Which raises the key problem: regulation. In Europe, since the mid-1980s, regulators have shifted from evidence-based risk assessments to implementation of rules that specifically discriminate against transgenic products and emphasize the precautionary approach. Those rules kick in when a transgene is involved anywhere in crop development, even if the final product doesn't contain foreign DNA. This is all the more disturbing given that regulators are currently trying to assess which additional new plant breeding techniques are captured within this framework (see p. 231).
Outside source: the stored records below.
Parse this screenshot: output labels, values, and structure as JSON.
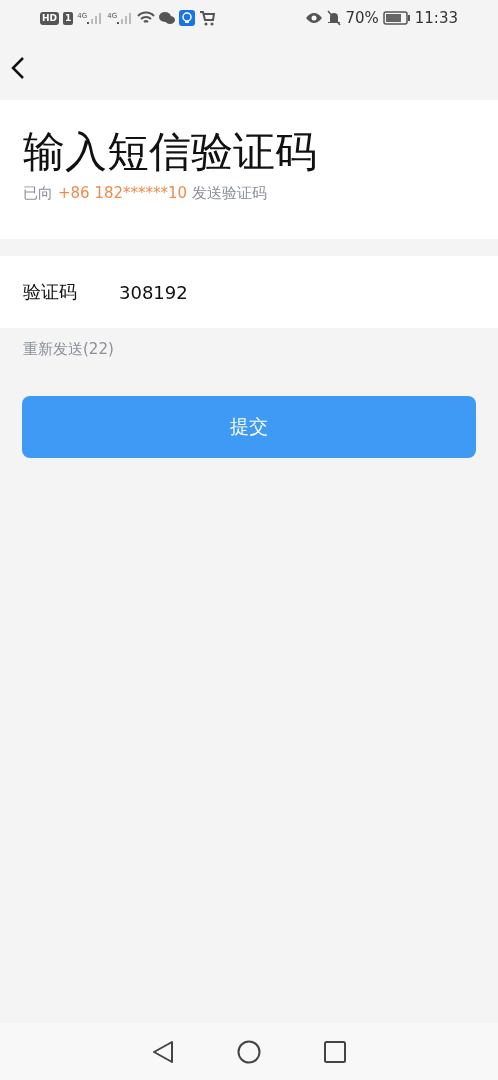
{
  "status_bar": {
    "hd_badge": "HD",
    "sim_badge": "1",
    "signals": [
      {
        "label": "4G"
      },
      {
        "label": "4G"
      }
    ],
    "battery": "70%",
    "time": "11:33"
  },
  "title": "输入短信验证码",
  "subtitle": {
    "prefix": "已向",
    "phone": "+86 182******10",
    "suffix": "发送验证码"
  },
  "code_field": {
    "label": "验证码",
    "value": "308192"
  },
  "resend": "重新发送(22)",
  "submit": "提交"
}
Stateside, the Environmental Protection Agency is proposing expanded rules to codify data requirements for plant incorporated protectants, suggesting that it, too, is moving toward the precautionary principle.

This continued regulatory expansion is perturbing, especially given that current rules were initially instigated only because data on the risks of genetic modification were deemed insufficient. The fact that we now know better seems not to count for anything. There is no scientific uncertainty about whether crops generated via transgenesis are riskier than conventionally produced varieties. They simply are not! And thus regulatory oversight should be reined in, not ramped up.

Overburdensome regulation adds to the time and cost of new crop development—on average, 4 years and €6.8 million per variety in Europe. Paradoxically, it also reinforces the corporate monopolies that many transgenic technology opponents rail against—only multinationals have pockets deep enough to navigate the regulatory system. It also sets a poor example to governments in developing countries that look to the West for guidance on how to implement their own regulatory frameworks. In turn, a lack of clear regulation in developing countries stymies local efforts to bring crops with novel traits to market and spreads uncertainty as to whether products will be excluded from the European market.

Policymakers need to wake up and recognize that the lack of incentives for innovation in both the private and public sectors is compromising the world's ability to combat hunger. As product development can take decades in agriculture, action needs to be taken now to deregulate proven technologies and shift regulation to assessment of the crop traits themselves. Stopgap, Band-Aid solutions will not be enough. When food shortages come—and they will, even to regions where food availability is currently high—coming generations will ask why more was not done to deploy the full range of plant breeding technologies available.